Credit: JTB Photo/UIG via Getty Images

Genetic variants that are associated with disease often lie outside of protein-coding genes, and accurately characterizing variation within non-coding regions of the human genome remains challenging. Now, Huang et al. present a new computational method, Linear INSIGHT (LINSIGHT), which can predict non-coding disease-causing variants.

LINSIGHT infers the selective pressure on non-coding sites

The software applies evolutionary methods (using signatures of natural selection over time) to functional genomic and genetic variation data and estimates the chance that non-coding mutations at specific genomic sites will have fitness effects. Specifically, LINSIGHT infers the selective pressure on non-coding sites, and as a result the potential fitness consequences of non-coding mutations, on the basis of genetic variation patterns within a species and patterns of divergence from closely related species. Patterns of genetic variation at a site are contrasted with the patterns at nearby genomic regions that are thought to be free from the influence of selection ('neutrally evolving regions'). The likelihood of fitness consequences for mutations at each site is assumed to depend on its specific genomic features, including conservation scores, predicted binding sites and regional annotations. LINSIGHT thus builds on previous approaches by combining the probabilistic graphical model generated by INSIGHT with a generalized linear model, resulting in a faster, more scalable approach with greater genomic resolution and predictive power.

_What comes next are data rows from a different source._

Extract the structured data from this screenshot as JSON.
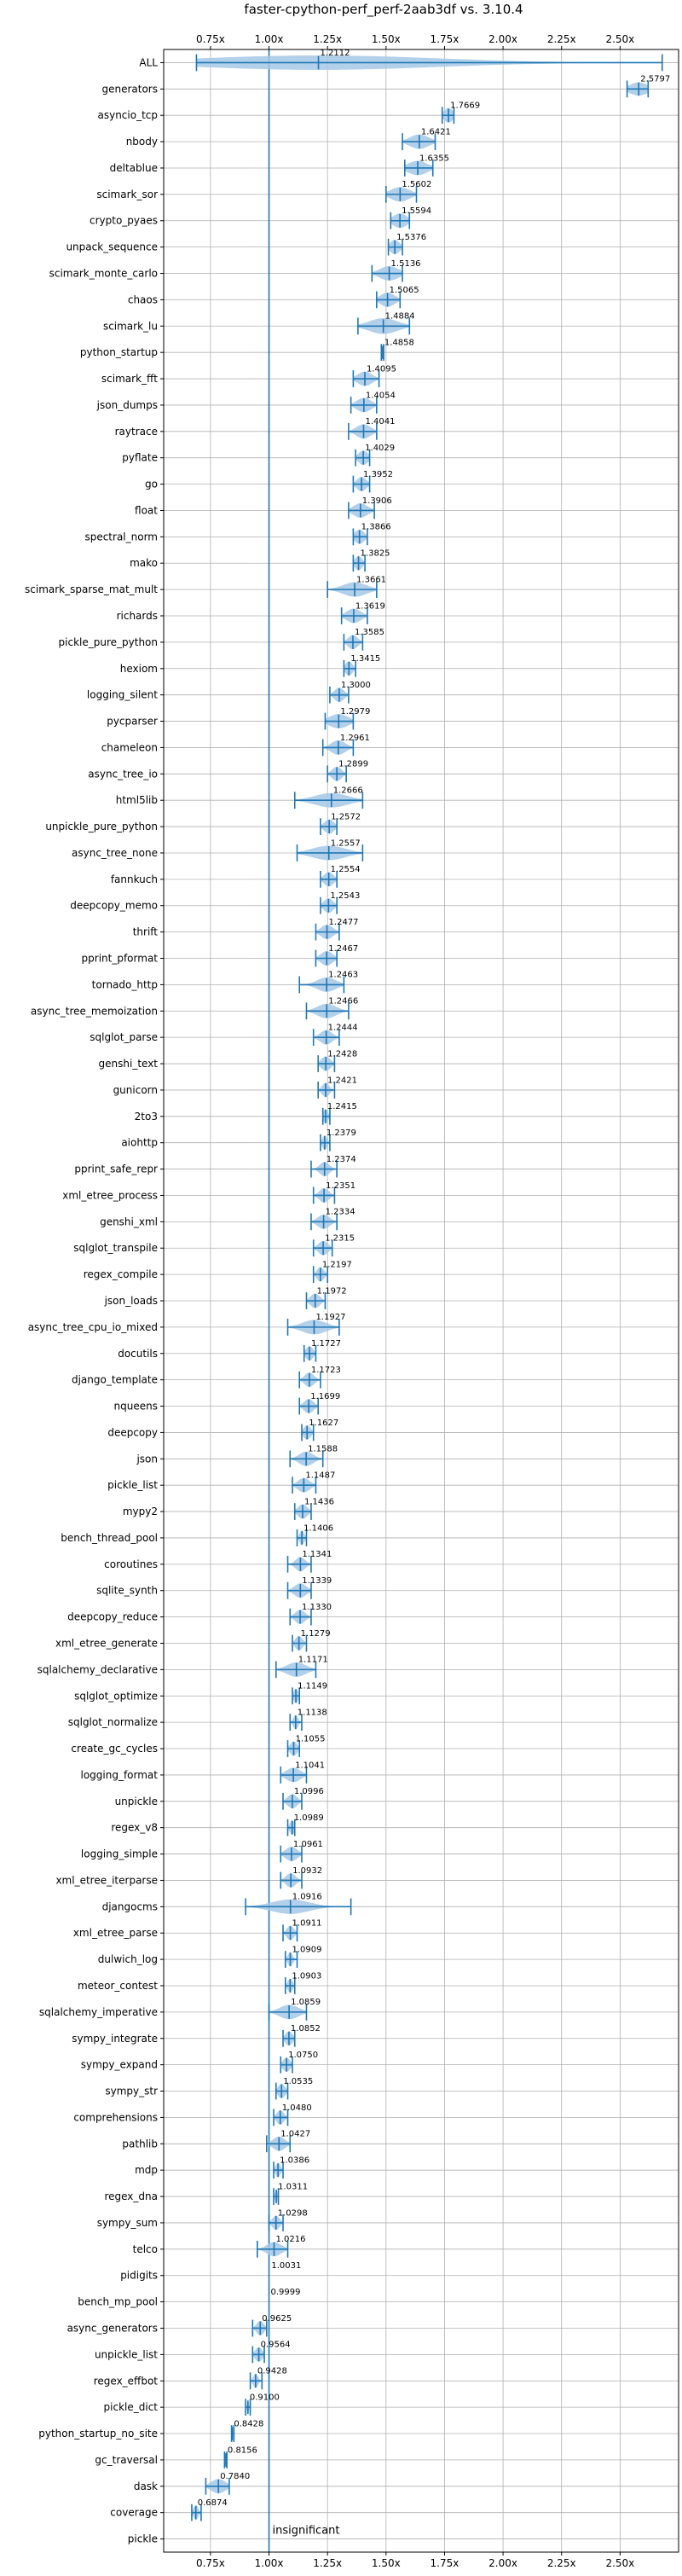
{
  "chart_data": {
    "type": "violin",
    "title": "faster-cpython-perf_perf-2aab3df vs. 3.10.4",
    "x_axis": {
      "min": 0.55,
      "max": 2.75,
      "ticks": [
        0.75,
        1.0,
        1.25,
        1.5,
        1.75,
        2.0,
        2.25,
        2.5
      ],
      "tick_labels": [
        "0.75x",
        "1.00x",
        "1.25x",
        "1.50x",
        "1.75x",
        "2.00x",
        "2.25x",
        "2.50x"
      ],
      "grid": true,
      "reference_line": 1.0
    },
    "annotation": "insignificant",
    "color": "#1f77b4",
    "fill_color": "#a6c8e6",
    "benchmarks": [
      {
        "name": "ALL",
        "label": "1.2112",
        "center": 1.2112,
        "min": 0.69,
        "max": 2.68,
        "spread": 0.5,
        "width": 0.55
      },
      {
        "name": "generators",
        "label": "2.5797",
        "center": 2.5797,
        "min": 2.53,
        "max": 2.62,
        "spread": 0.04,
        "width": 0.5
      },
      {
        "name": "asyncio_tcp",
        "label": "1.7669",
        "center": 1.7669,
        "min": 1.74,
        "max": 1.79,
        "spread": 0.02,
        "width": 0.55
      },
      {
        "name": "nbody",
        "label": "1.6421",
        "center": 1.6421,
        "min": 1.57,
        "max": 1.71,
        "spread": 0.04,
        "width": 0.55
      },
      {
        "name": "deltablue",
        "label": "1.6355",
        "center": 1.6355,
        "min": 1.58,
        "max": 1.7,
        "spread": 0.04,
        "width": 0.55
      },
      {
        "name": "scimark_sor",
        "label": "1.5602",
        "center": 1.5602,
        "min": 1.5,
        "max": 1.63,
        "spread": 0.04,
        "width": 0.55
      },
      {
        "name": "crypto_pyaes",
        "label": "1.5594",
        "center": 1.5594,
        "min": 1.52,
        "max": 1.6,
        "spread": 0.03,
        "width": 0.55
      },
      {
        "name": "unpack_sequence",
        "label": "1.5376",
        "center": 1.5376,
        "min": 1.51,
        "max": 1.57,
        "spread": 0.02,
        "width": 0.55
      },
      {
        "name": "scimark_monte_carlo",
        "label": "1.5136",
        "center": 1.5136,
        "min": 1.44,
        "max": 1.57,
        "spread": 0.04,
        "width": 0.55
      },
      {
        "name": "chaos",
        "label": "1.5065",
        "center": 1.5065,
        "min": 1.46,
        "max": 1.56,
        "spread": 0.03,
        "width": 0.55
      },
      {
        "name": "scimark_lu",
        "label": "1.4884",
        "center": 1.4884,
        "min": 1.38,
        "max": 1.6,
        "spread": 0.06,
        "width": 0.6
      },
      {
        "name": "python_startup",
        "label": "1.4858",
        "center": 1.4858,
        "min": 1.48,
        "max": 1.49,
        "spread": 0.004,
        "width": 0.5
      },
      {
        "name": "scimark_fft",
        "label": "1.4095",
        "center": 1.4095,
        "min": 1.36,
        "max": 1.47,
        "spread": 0.03,
        "width": 0.55
      },
      {
        "name": "json_dumps",
        "label": "1.4054",
        "center": 1.4054,
        "min": 1.35,
        "max": 1.46,
        "spread": 0.03,
        "width": 0.55
      },
      {
        "name": "raytrace",
        "label": "1.4041",
        "center": 1.4041,
        "min": 1.34,
        "max": 1.46,
        "spread": 0.03,
        "width": 0.55
      },
      {
        "name": "pyflate",
        "label": "1.4029",
        "center": 1.4029,
        "min": 1.37,
        "max": 1.43,
        "spread": 0.02,
        "width": 0.55
      },
      {
        "name": "go",
        "label": "1.3952",
        "center": 1.3952,
        "min": 1.36,
        "max": 1.43,
        "spread": 0.02,
        "width": 0.55
      },
      {
        "name": "float",
        "label": "1.3906",
        "center": 1.3906,
        "min": 1.34,
        "max": 1.45,
        "spread": 0.03,
        "width": 0.55
      },
      {
        "name": "spectral_norm",
        "label": "1.3866",
        "center": 1.3866,
        "min": 1.36,
        "max": 1.42,
        "spread": 0.02,
        "width": 0.55
      },
      {
        "name": "mako",
        "label": "1.3825",
        "center": 1.3825,
        "min": 1.36,
        "max": 1.41,
        "spread": 0.015,
        "width": 0.55
      },
      {
        "name": "scimark_sparse_mat_mult",
        "label": "1.3661",
        "center": 1.3661,
        "min": 1.25,
        "max": 1.46,
        "spread": 0.05,
        "width": 0.55
      },
      {
        "name": "richards",
        "label": "1.3619",
        "center": 1.3619,
        "min": 1.31,
        "max": 1.42,
        "spread": 0.03,
        "width": 0.55
      },
      {
        "name": "pickle_pure_python",
        "label": "1.3585",
        "center": 1.3585,
        "min": 1.32,
        "max": 1.4,
        "spread": 0.02,
        "width": 0.55
      },
      {
        "name": "hexiom",
        "label": "1.3415",
        "center": 1.3415,
        "min": 1.32,
        "max": 1.37,
        "spread": 0.015,
        "width": 0.55
      },
      {
        "name": "logging_silent",
        "label": "1.3000",
        "center": 1.3,
        "min": 1.26,
        "max": 1.34,
        "spread": 0.02,
        "width": 0.55
      },
      {
        "name": "pycparser",
        "label": "1.2979",
        "center": 1.2979,
        "min": 1.24,
        "max": 1.36,
        "spread": 0.04,
        "width": 0.55
      },
      {
        "name": "chameleon",
        "label": "1.2961",
        "center": 1.2961,
        "min": 1.23,
        "max": 1.36,
        "spread": 0.03,
        "width": 0.55
      },
      {
        "name": "async_tree_io",
        "label": "1.2899",
        "center": 1.2899,
        "min": 1.25,
        "max": 1.33,
        "spread": 0.02,
        "width": 0.55
      },
      {
        "name": "html5lib",
        "label": "1.2666",
        "center": 1.2666,
        "min": 1.11,
        "max": 1.4,
        "spread": 0.07,
        "width": 0.55
      },
      {
        "name": "unpickle_pure_python",
        "label": "1.2572",
        "center": 1.2572,
        "min": 1.22,
        "max": 1.29,
        "spread": 0.02,
        "width": 0.55
      },
      {
        "name": "async_tree_none",
        "label": "1.2557",
        "center": 1.2557,
        "min": 1.12,
        "max": 1.4,
        "spread": 0.07,
        "width": 0.55
      },
      {
        "name": "fannkuch",
        "label": "1.2554",
        "center": 1.2554,
        "min": 1.22,
        "max": 1.29,
        "spread": 0.02,
        "width": 0.55
      },
      {
        "name": "deepcopy_memo",
        "label": "1.2543",
        "center": 1.2543,
        "min": 1.22,
        "max": 1.29,
        "spread": 0.02,
        "width": 0.55
      },
      {
        "name": "thrift",
        "label": "1.2477",
        "center": 1.2477,
        "min": 1.2,
        "max": 1.3,
        "spread": 0.025,
        "width": 0.55
      },
      {
        "name": "pprint_pformat",
        "label": "1.2467",
        "center": 1.2467,
        "min": 1.2,
        "max": 1.29,
        "spread": 0.025,
        "width": 0.55
      },
      {
        "name": "tornado_http",
        "label": "1.2463",
        "center": 1.2463,
        "min": 1.13,
        "max": 1.32,
        "spread": 0.04,
        "width": 0.55
      },
      {
        "name": "async_tree_memoization",
        "label": "1.2466",
        "center": 1.2466,
        "min": 1.16,
        "max": 1.34,
        "spread": 0.04,
        "width": 0.55
      },
      {
        "name": "sqlglot_parse",
        "label": "1.2444",
        "center": 1.2444,
        "min": 1.19,
        "max": 1.3,
        "spread": 0.025,
        "width": 0.55
      },
      {
        "name": "genshi_text",
        "label": "1.2428",
        "center": 1.2428,
        "min": 1.21,
        "max": 1.28,
        "spread": 0.02,
        "width": 0.55
      },
      {
        "name": "gunicorn",
        "label": "1.2421",
        "center": 1.2421,
        "min": 1.21,
        "max": 1.28,
        "spread": 0.015,
        "width": 0.55
      },
      {
        "name": "2to3",
        "label": "1.2415",
        "center": 1.2415,
        "min": 1.23,
        "max": 1.26,
        "spread": 0.01,
        "width": 0.55
      },
      {
        "name": "aiohttp",
        "label": "1.2379",
        "center": 1.2379,
        "min": 1.22,
        "max": 1.26,
        "spread": 0.01,
        "width": 0.55
      },
      {
        "name": "pprint_safe_repr",
        "label": "1.2374",
        "center": 1.2374,
        "min": 1.18,
        "max": 1.29,
        "spread": 0.02,
        "width": 0.55
      },
      {
        "name": "xml_etree_process",
        "label": "1.2351",
        "center": 1.2351,
        "min": 1.19,
        "max": 1.28,
        "spread": 0.02,
        "width": 0.55
      },
      {
        "name": "genshi_xml",
        "label": "1.2334",
        "center": 1.2334,
        "min": 1.18,
        "max": 1.29,
        "spread": 0.025,
        "width": 0.55
      },
      {
        "name": "sqlglot_transpile",
        "label": "1.2315",
        "center": 1.2315,
        "min": 1.19,
        "max": 1.27,
        "spread": 0.02,
        "width": 0.55
      },
      {
        "name": "regex_compile",
        "label": "1.2197",
        "center": 1.2197,
        "min": 1.19,
        "max": 1.25,
        "spread": 0.015,
        "width": 0.55
      },
      {
        "name": "json_loads",
        "label": "1.1972",
        "center": 1.1972,
        "min": 1.16,
        "max": 1.24,
        "spread": 0.02,
        "width": 0.55
      },
      {
        "name": "async_tree_cpu_io_mixed",
        "label": "1.1927",
        "center": 1.1927,
        "min": 1.08,
        "max": 1.3,
        "spread": 0.05,
        "width": 0.55
      },
      {
        "name": "docutils",
        "label": "1.1727",
        "center": 1.1727,
        "min": 1.15,
        "max": 1.2,
        "spread": 0.015,
        "width": 0.55
      },
      {
        "name": "django_template",
        "label": "1.1723",
        "center": 1.1723,
        "min": 1.13,
        "max": 1.22,
        "spread": 0.02,
        "width": 0.55
      },
      {
        "name": "nqueens",
        "label": "1.1699",
        "center": 1.1699,
        "min": 1.13,
        "max": 1.21,
        "spread": 0.02,
        "width": 0.55
      },
      {
        "name": "deepcopy",
        "label": "1.1627",
        "center": 1.1627,
        "min": 1.14,
        "max": 1.19,
        "spread": 0.015,
        "width": 0.55
      },
      {
        "name": "json",
        "label": "1.1588",
        "center": 1.1588,
        "min": 1.09,
        "max": 1.23,
        "spread": 0.03,
        "width": 0.55
      },
      {
        "name": "pickle_list",
        "label": "1.1487",
        "center": 1.1487,
        "min": 1.1,
        "max": 1.2,
        "spread": 0.025,
        "width": 0.55
      },
      {
        "name": "mypy2",
        "label": "1.1436",
        "center": 1.1436,
        "min": 1.11,
        "max": 1.18,
        "spread": 0.02,
        "width": 0.55
      },
      {
        "name": "bench_thread_pool",
        "label": "1.1406",
        "center": 1.1406,
        "min": 1.12,
        "max": 1.16,
        "spread": 0.01,
        "width": 0.55
      },
      {
        "name": "coroutines",
        "label": "1.1341",
        "center": 1.1341,
        "min": 1.08,
        "max": 1.18,
        "spread": 0.02,
        "width": 0.55
      },
      {
        "name": "sqlite_synth",
        "label": "1.1339",
        "center": 1.1339,
        "min": 1.08,
        "max": 1.18,
        "spread": 0.025,
        "width": 0.55
      },
      {
        "name": "deepcopy_reduce",
        "label": "1.1330",
        "center": 1.133,
        "min": 1.09,
        "max": 1.18,
        "spread": 0.02,
        "width": 0.55
      },
      {
        "name": "xml_etree_generate",
        "label": "1.1279",
        "center": 1.1279,
        "min": 1.1,
        "max": 1.16,
        "spread": 0.015,
        "width": 0.55
      },
      {
        "name": "sqlalchemy_declarative",
        "label": "1.1171",
        "center": 1.1171,
        "min": 1.03,
        "max": 1.2,
        "spread": 0.04,
        "width": 0.55
      },
      {
        "name": "sqlglot_optimize",
        "label": "1.1149",
        "center": 1.1149,
        "min": 1.1,
        "max": 1.13,
        "spread": 0.01,
        "width": 0.55
      },
      {
        "name": "sqlglot_normalize",
        "label": "1.1138",
        "center": 1.1138,
        "min": 1.09,
        "max": 1.14,
        "spread": 0.01,
        "width": 0.55
      },
      {
        "name": "create_gc_cycles",
        "label": "1.1055",
        "center": 1.1055,
        "min": 1.08,
        "max": 1.13,
        "spread": 0.015,
        "width": 0.55
      },
      {
        "name": "logging_format",
        "label": "1.1041",
        "center": 1.1041,
        "min": 1.05,
        "max": 1.16,
        "spread": 0.03,
        "width": 0.55
      },
      {
        "name": "unpickle",
        "label": "1.0996",
        "center": 1.0996,
        "min": 1.06,
        "max": 1.14,
        "spread": 0.02,
        "width": 0.55
      },
      {
        "name": "regex_v8",
        "label": "1.0989",
        "center": 1.0989,
        "min": 1.08,
        "max": 1.11,
        "spread": 0.01,
        "width": 0.55
      },
      {
        "name": "logging_simple",
        "label": "1.0961",
        "center": 1.0961,
        "min": 1.05,
        "max": 1.14,
        "spread": 0.025,
        "width": 0.55
      },
      {
        "name": "xml_etree_iterparse",
        "label": "1.0932",
        "center": 1.0932,
        "min": 1.05,
        "max": 1.14,
        "spread": 0.02,
        "width": 0.55
      },
      {
        "name": "djangocms",
        "label": "1.0916",
        "center": 1.0916,
        "min": 0.9,
        "max": 1.35,
        "spread": 0.08,
        "width": 0.55
      },
      {
        "name": "xml_etree_parse",
        "label": "1.0911",
        "center": 1.0911,
        "min": 1.06,
        "max": 1.12,
        "spread": 0.015,
        "width": 0.55
      },
      {
        "name": "dulwich_log",
        "label": "1.0909",
        "center": 1.0909,
        "min": 1.07,
        "max": 1.12,
        "spread": 0.01,
        "width": 0.55
      },
      {
        "name": "meteor_contest",
        "label": "1.0903",
        "center": 1.0903,
        "min": 1.07,
        "max": 1.11,
        "spread": 0.01,
        "width": 0.55
      },
      {
        "name": "sqlalchemy_imperative",
        "label": "1.0859",
        "center": 1.0859,
        "min": 1.0,
        "max": 1.16,
        "spread": 0.04,
        "width": 0.55
      },
      {
        "name": "sympy_integrate",
        "label": "1.0852",
        "center": 1.0852,
        "min": 1.06,
        "max": 1.11,
        "spread": 0.015,
        "width": 0.55
      },
      {
        "name": "sympy_expand",
        "label": "1.0750",
        "center": 1.075,
        "min": 1.05,
        "max": 1.1,
        "spread": 0.015,
        "width": 0.55
      },
      {
        "name": "sympy_str",
        "label": "1.0535",
        "center": 1.0535,
        "min": 1.03,
        "max": 1.08,
        "spread": 0.015,
        "width": 0.55
      },
      {
        "name": "comprehensions",
        "label": "1.0480",
        "center": 1.048,
        "min": 1.02,
        "max": 1.08,
        "spread": 0.015,
        "width": 0.55
      },
      {
        "name": "pathlib",
        "label": "1.0427",
        "center": 1.0427,
        "min": 0.99,
        "max": 1.09,
        "spread": 0.025,
        "width": 0.55
      },
      {
        "name": "mdp",
        "label": "1.0386",
        "center": 1.0386,
        "min": 1.02,
        "max": 1.06,
        "spread": 0.01,
        "width": 0.55
      },
      {
        "name": "regex_dna",
        "label": "1.0311",
        "center": 1.0311,
        "min": 1.02,
        "max": 1.04,
        "spread": 0.005,
        "width": 0.55
      },
      {
        "name": "sympy_sum",
        "label": "1.0298",
        "center": 1.0298,
        "min": 1.0,
        "max": 1.06,
        "spread": 0.015,
        "width": 0.55
      },
      {
        "name": "telco",
        "label": "1.0216",
        "center": 1.0216,
        "min": 0.95,
        "max": 1.08,
        "spread": 0.03,
        "width": 0.55
      },
      {
        "name": "pidigits",
        "label": "1.0031",
        "center": 1.0031,
        "min": 1.0,
        "max": 1.01,
        "spread": 0.0,
        "width": 0.0
      },
      {
        "name": "bench_mp_pool",
        "label": "0.9999",
        "center": 0.9999,
        "min": 1.0,
        "max": 1.0,
        "spread": 0.0,
        "width": 0.0
      },
      {
        "name": "async_generators",
        "label": "0.9625",
        "center": 0.9625,
        "min": 0.93,
        "max": 0.99,
        "spread": 0.015,
        "width": 0.55
      },
      {
        "name": "unpickle_list",
        "label": "0.9564",
        "center": 0.9564,
        "min": 0.93,
        "max": 0.98,
        "spread": 0.015,
        "width": 0.55
      },
      {
        "name": "regex_effbot",
        "label": "0.9428",
        "center": 0.9428,
        "min": 0.92,
        "max": 0.97,
        "spread": 0.01,
        "width": 0.55
      },
      {
        "name": "pickle_dict",
        "label": "0.9100",
        "center": 0.91,
        "min": 0.9,
        "max": 0.92,
        "spread": 0.004,
        "width": 0.55
      },
      {
        "name": "python_startup_no_site",
        "label": "0.8428",
        "center": 0.8428,
        "min": 0.84,
        "max": 0.85,
        "spread": 0.003,
        "width": 0.5
      },
      {
        "name": "gc_traversal",
        "label": "0.8156",
        "center": 0.8156,
        "min": 0.81,
        "max": 0.82,
        "spread": 0.003,
        "width": 0.5
      },
      {
        "name": "dask",
        "label": "0.7840",
        "center": 0.784,
        "min": 0.73,
        "max": 0.83,
        "spread": 0.03,
        "width": 0.55
      },
      {
        "name": "coverage",
        "label": "0.6874",
        "center": 0.6874,
        "min": 0.67,
        "max": 0.71,
        "spread": 0.01,
        "width": 0.55
      },
      {
        "name": "pickle",
        "label": "",
        "center": 1.0,
        "min": 1.0,
        "max": 1.0,
        "spread": 0.0,
        "width": 0.0
      }
    ]
  }
}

To validate the approach, a data set consisting of human and vertebrate genomic sequences and functional genomic data were analysed. The authors chose 48 genomic features and generated LINSIGHT scores for positions in a human reference genome containing these features. Higher scores correspond to greater evolutionary constraint. Owing to its scalability, LINSIGHT allows for data to be pooled across cell types, enabling scores to reach single-nucleotide resolution. Importantly, the level of evolutionary constraint suggested by LINSIGHT scores generated for non-coding regions of the reference genome were generally consistent with previous observations. In addition, LINSIGHT was tested, alongside several other methods, for its ability to predict known non-coding genetic variants that are associated with inherited diseases. LINSIGHT outperformed all other methods in all comparisons, confirming its utility for characterizing variation in non-coding genomic regions.

Finally, LINSIGHT was applied to almost 30,000 enhancers that are active in a variety of cell and tissue types. Enhancers that were active across different cell types were found to have a greater degree of evolutionary constraint than those active in fewer cell types. Interestingly, tissue-specific enhancers, from cell types that are associated with rapid evolution (for example, cells from the immune system, the male reproduction tract and olfactory regions), showed lower constraint. Furthermore, the degree of constraint at enhancers correlated with the corresponding promoter, suggesting that the same evolutionary pressures may act at enhancer–promoter pairs.

Taken together, these data suggest that LINSIGHT can accurately predict disease-associated genetic variants that fall outside of protein-coding genes and that it may also be used to characterize regulatory function. The software is publicly available online.